Determinism seems to imply fatalism; if you can determine all future states of the universe with the laws of nature plus the initial state of the universe, then surely the truth value of all future-tensed propositions is decided (at least, I don't see how they would fail to be in any interesting way).
But you might be a fatalist without being a determinist. You might think that the laws of nature and the initial state of the universe are insufficient to determine the future states of the universe (e.g. probability is involved in determining future states of the universe), but you might think at the same time that future-tensed propositions still have a determinate truth value: we just can't determine that truth value from the laws of nature and the initial state of the universe.
Deterministic is a philosophic and scientific term. One could compare usefully it to the idea of fate in religous imagery or theology.
However the term fatalistic is pejorative. It describes a certain attitude like resignation (towards fate perhaps). For example "he's fatalistic". Its not really a philosophical term.
However, it has been used to describe cultures in East (not present day). One could say it is an orientalist term (as in Edward Saids analysis). It displayed a difference of philosophy - the imperial West versus the renunciate culture of India & China (i.e. Hinduism and Buddhism). Except of course Christianity is a renunciate culture so what it really described was not on the philosophical, or religous level - but on the practical, commercial, political & military level.
This is very similar to the question What is the difference between determinism and compatibilism?, because although the world works exactly the same way, it’s a matter of how our attitude determines what it means to us.
For fatalists, all events in the universe are predetermined, usually by a deity who also knows the future, and there is nothing they can do (or not do) to change the future.
For example, suppose a man has been smoking cigarettes since he was a child, and now that he’s older, he knows about the negative health effects. A fatalist would continue smoking because they believe if they are meant to quit, it will happen some day regardless of what they do. If they are not meant to quit, then they are meant to continue smoking and suffer the consequences. The problem with this line of reasoning is that the fatalist has the attitude that there is no reason to try.
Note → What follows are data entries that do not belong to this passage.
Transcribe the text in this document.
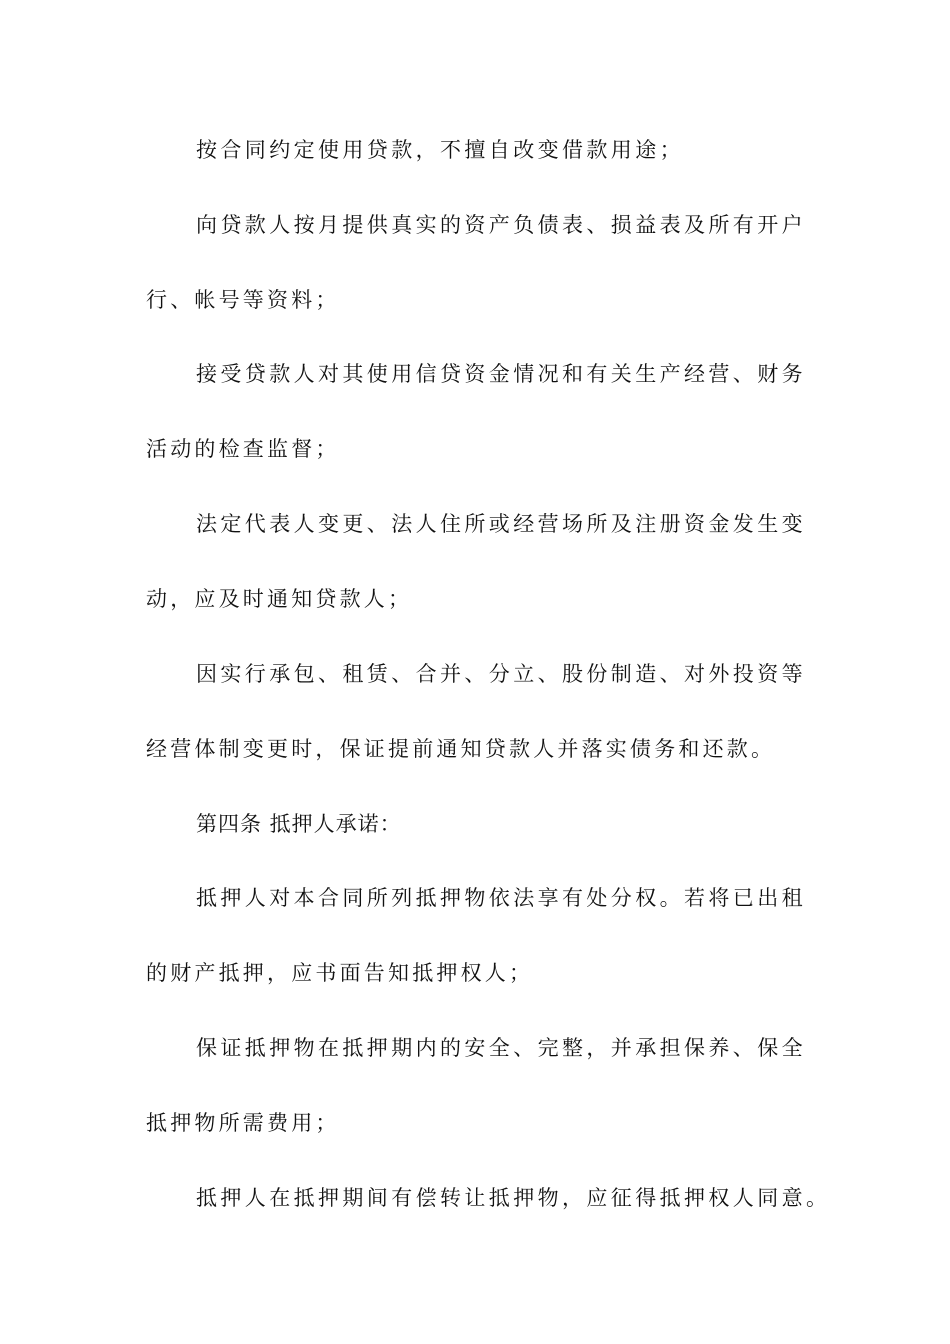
按合同约定使用贷款，不擅自改变借款用途；
向贷款人按月提供真实的资产负债表、损益表及所有开户
行、帐号等资料；
接受贷款人对其使用信贷资金情况和有关生产经营、财务
活动的检查监督；
法定代表人变更、法人住所或经营场所及注册资金发生变
动，应及时通知贷款人；
因实行承包、租赁、合并、分立、股份制造、对外投资等
经营体制变更时，保证提前通知贷款人并落实债务和还款。
第四条 抵押人承诺：
抵押人对本合同所列抵押物依法享有处分权。若将已出租
的财产抵押，应书面告知抵押权人；
保证抵押物在抵押期内的安全、完整，并承担保养、保全
抵押物所需费用；
抵押人在抵押期间有偿转让抵押物，应征得抵押权人同意。
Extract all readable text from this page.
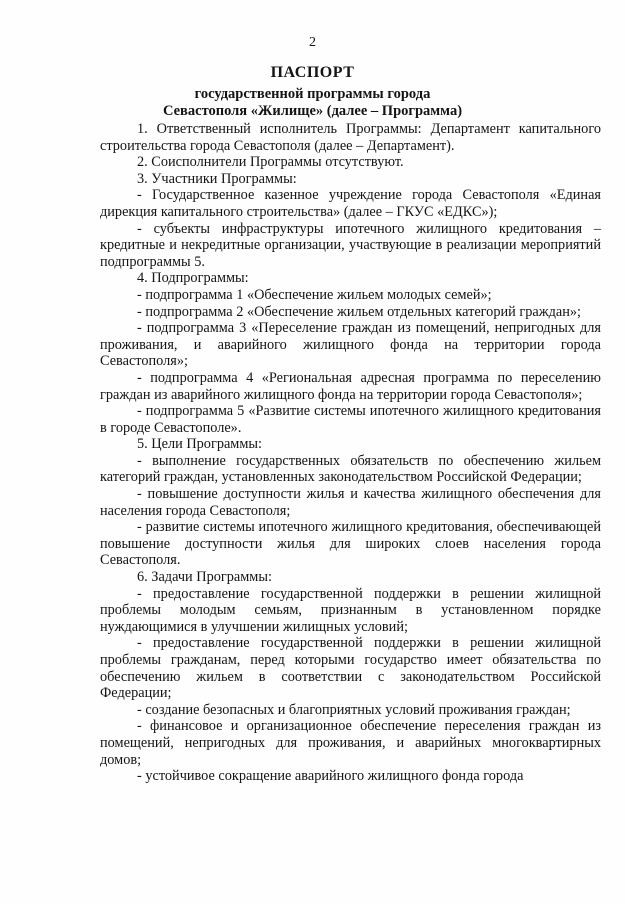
2
ПАСПОРТ
государственной программы города
Севастополя «Жилище» (далее – Программа)

1. Ответственный исполнитель Программы: Департамент капитального строительства города Севастополя (далее – Департамент).

2. Соисполнители Программы отсутствуют.

3. Участники Программы:

- Государственное казенное учреждение города Севастополя «Единая дирекция капитального строительства» (далее – ГКУС «ЕДКС»);

- субъекты инфраструктуры ипотечного жилищного кредитования – кредитные и некредитные организации, участвующие в реализации мероприятий подпрограммы 5.

4. Подпрограммы:

- подпрограмма 1 «Обеспечение жильем молодых семей»;

- подпрограмма 2 «Обеспечение жильем отдельных категорий граждан»;

- подпрограмма 3 «Переселение граждан из помещений, непригодных для проживания, и аварийного жилищного фонда на территории города Севастополя»;

- подпрограмма 4 «Региональная адресная программа по переселению граждан из аварийного жилищного фонда на территории города Севастополя»;

- подпрограмма 5 «Развитие системы ипотечного жилищного кредитования в городе Севастополе».

5. Цели Программы:

- выполнение государственных обязательств по обеспечению жильем категорий граждан, установленных законодательством Российской Федерации;

- повышение доступности жилья и качества жилищного обеспечения для населения города Севастополя;

- развитие системы ипотечного жилищного кредитования, обеспечивающей повышение доступности жилья для широких слоев населения города Севастополя.

6. Задачи Программы:

- предоставление государственной поддержки в решении жилищной проблемы молодым семьям, признанным в установленном порядке нуждающимися в улучшении жилищных условий;

- предоставление государственной поддержки в решении жилищной проблемы гражданам, перед которыми государство имеет обязательства по обеспечению жильем в соответствии с законодательством Российской Федерации;

- создание безопасных и благоприятных условий проживания граждан;

- финансовое и организационное обеспечение переселения граждан из помещений, непригодных для проживания, и аварийных многоквартирных домов;

- устойчивое сокращение аварийного жилищного фонда города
So while they wait for the predetermined event to “stop smoking” to happen, they eventually die.
For determinist, the world works the exact same way, either by a deity who knows the future or just the laws of physics, and there is nothing they can do (or not do) to change the future.
However, using the example above, a determinist would have a different attitude. The determinist recognizes that the future cannot be changed, but they also understand that nobody knows the future. Therefore, if they try to quit smoking, it may be that their future has been predetermined to not be a smoker. They use their knowledge of the negative consequences to cause them to try, and hope that their efforts produce a successful effect. So while the world works exactly same as the fatalist’s world, a determinist’s attitude is similar to those who believe in a free will.
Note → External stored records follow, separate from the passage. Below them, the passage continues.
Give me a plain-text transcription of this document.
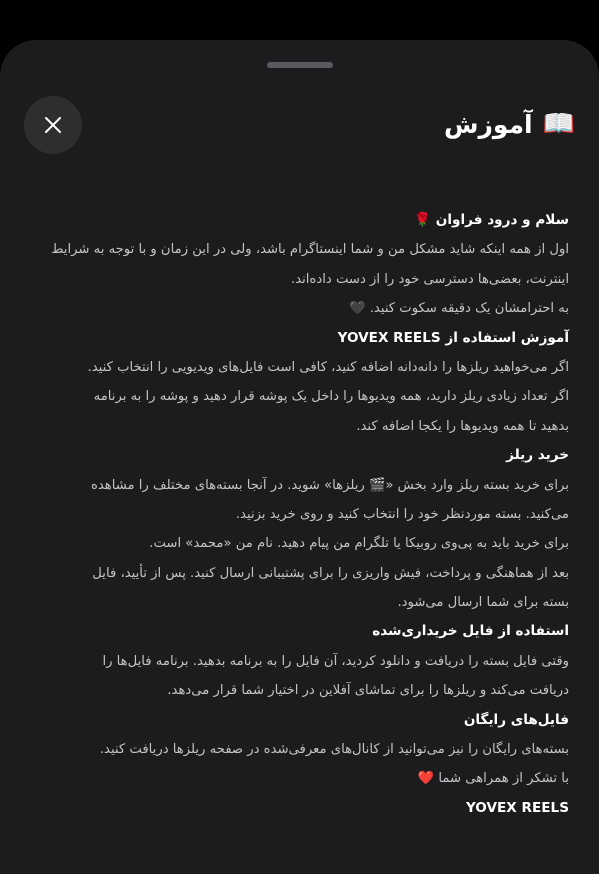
📖
آموزش
سلام و درود فراوان 🌹
اول از همه اینکه شاید مشکل من و شما اینستاگرام باشد، ولی در این زمان و با توجه به شرایط
اینترنت، بعضی‌ها دسترسی خود را از دست داده‌اند.
به احترامشان یک دقیقه سکوت کنید. 🖤
آموزش استفاده از YOVEX REELS
اگر می‌خواهید ریلزها را دانه‌دانه اضافه کنید، کافی است فایل‌های ویدیویی را انتخاب کنید.
اگر تعداد زیادی ریلز دارید، همه ویدیوها را داخل یک پوشه قرار دهید و پوشه را به برنامه
بدهید تا همه ویدیوها را یکجا اضافه کند.
خرید ریلز
برای خرید بسته ریلز وارد بخش «🎬 ریلزها» شوید. در آنجا بسته‌های مختلف را مشاهده
می‌کنید. بسته موردنظر خود را انتخاب کنید و روی خرید بزنید.
برای خرید باید به پی‌وی روبیکا یا تلگرام من پیام دهید. نام من «محمد» است.
بعد از هماهنگی و پرداخت، فیش واریزی را برای پشتیبانی ارسال کنید. پس از تأیید، فایل
بسته برای شما ارسال می‌شود.
استفاده از فایل خریداری‌شده
وقتی فایل بسته را دریافت و دانلود کردید، آن فایل را به برنامه بدهید. برنامه فایل‌ها را
دریافت می‌کند و ریلزها را برای تماشای آفلاین در اختیار شما قرار می‌دهد.
فایل‌های رایگان
بسته‌های رایگان را نیز می‌توانید از کانال‌های معرفی‌شده در صفحه ریلزها دریافت کنید.
با تشکر از همراهی شما ❤️
YOVEX REELS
If we could both predict the future and change the future, we might have what many call a free will. However, this would involve predicting how every action we take will influence the entire world, truly understanding the infinite amount of possibilities, and having the wisdom to choose the greatest outcome for our self- and somehow choose what that self should be to begin with. The problem is, we would spend so much time thinking, we could never accomplish anything; and I’m not sure how we could freely choose a self prior to having a self without infinite regress. If anyone has a logical explanation of how free will is supposed to work, I would really love to hear it.
Determinism is about laws of nature, including humans as a Conscious objects liable or prone to laws of nature. In Determinism there's no free will, even for Humans. In Determinism once the cause exists, the effect necessarily will exist.
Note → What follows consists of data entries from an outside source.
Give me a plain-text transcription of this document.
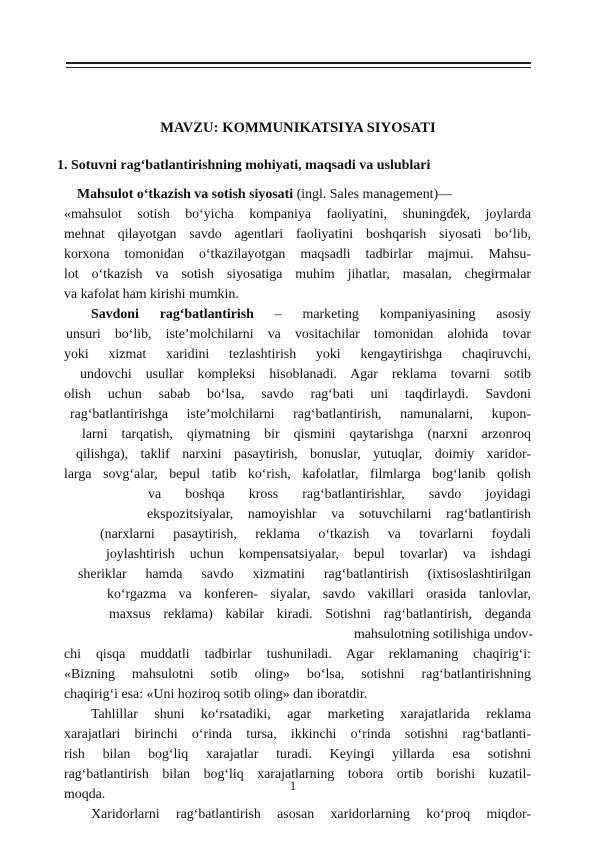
MAVZU: KOMMUNIKATSIYA SIYOSATI
1. Sotuvni rag‘batlantirishning mohiyati, maqsadi va uslublari
Mahsulot o‘tkazish va sotish siyosati (ingl. Sales management)—
«mahsulot sotish bo‘yicha kompaniya faoliyatini, shuningdek, joylarda
mehnat qilayotgan savdo agentlari faoliyatini boshqarish siyosati bo‘lib,
korxona tomonidan o‘tkazilayotgan maqsadli tadbirlar majmui. Mahsu-
lot o‘tkazish va sotish siyosatiga muhim jihatlar, masalan, chegirmalar
va kafolat ham kirishi mumkin.
Savdoni rag‘batlantirish – marketing kompaniyasining asosiy
unsuri bo‘lib, iste’molchilarni va vositachilar tomonidan alohida tovar
yoki xizmat xaridini tezlashtirish yoki kengaytirishga chaqiruvchi,
undovchi usullar kompleksi hisoblanadi. Agar reklama tovarni sotib
olish uchun sabab bo‘lsa, savdo rag‘bati uni taqdirlaydi. Savdoni
rag‘batlantirishga iste’molchilarni rag‘batlantirish, namunalarni, kupon-
larni tarqatish, qiymatning bir qismini qaytarishga (narxni arzonroq
qilishga), taklif narxini pasaytirish, bonuslar, yutuqlar, doimiy xaridor-
larga sovg‘alar, bepul tatib ko‘rish, kafolatlar, filmlarga bog‘lanib qolish
va boshqa kross rag‘batlantirishlar, savdo joyidagi
ekspozitsiyalar, namoyishlar va sotuvchilarni rag‘batlantirish
(narxlarni pasaytirish, reklama o‘tkazish va tovarlarni foydali
joylashtirish uchun kompensatsiyalar, bepul tovarlar) va ishdagi
sheriklar hamda savdo xizmatini rag‘batlantirish (ixtisoslashtirilgan
ko‘rgazma va konferen- siyalar, savdo vakillari orasida tanlovlar,
maxsus reklama) kabilar kiradi. Sotishni rag‘batlantirish, deganda
mahsulotning sotilishiga undov-
chi qisqa muddatli tadbirlar tushuniladi. Agar reklamaning chaqirig‘i:
«Bizning mahsulotni sotib oling» bo‘lsa, sotishni rag‘batlantirishning
chaqirig‘i esa: «Uni hoziroq sotib oling» dan iboratdir.
Tahlillar shuni ko‘rsatadiki, agar marketing xarajatlarida reklama
xarajatlari birinchi o‘rinda tursa, ikkinchi o‘rinda sotishni rag‘batlanti-
rish bilan bog‘liq xarajatlar turadi. Keyingi yillarda esa sotishni
rag‘batlantirish bilan bog‘liq xarajatlarning tobora ortib borishi kuzatil-
moqda.
Xaridorlarni rag‘batlantirish asosan xaridorlarning ko‘proq miqdor-
1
In Determinism we may consider free will as an illusion.
Fatalism is about Destiny, free will exists and is real, not an illusion, but God acts to limit the probabilities. Thus the event, any event destined to happen, will happen, but free will acts, so the event may progress or delay but anyway it will happen.
Again: - Determinism about laws of nature and future. - Fatalism about humans future and free will.
Can you change the future if you know how to manipulate people? Manipulation is essentially knowing somebody's program; how they behave, how primate societies and interactions work, and then strumming their strings accordingly to get them to act in a way you want. Wouldn't you then know their future to some degree?
Determinism is past-driven. Everything happens due to a cause in the past.
Fatalism is future-oriented. Everything happens for a purpose in the future.
Determinism implies no creator or controller. The events unfold following no plan, serving no purposes.
Fatalism implies a creator/controller deity. The events unfold according to a plan serving the purposes of said deity.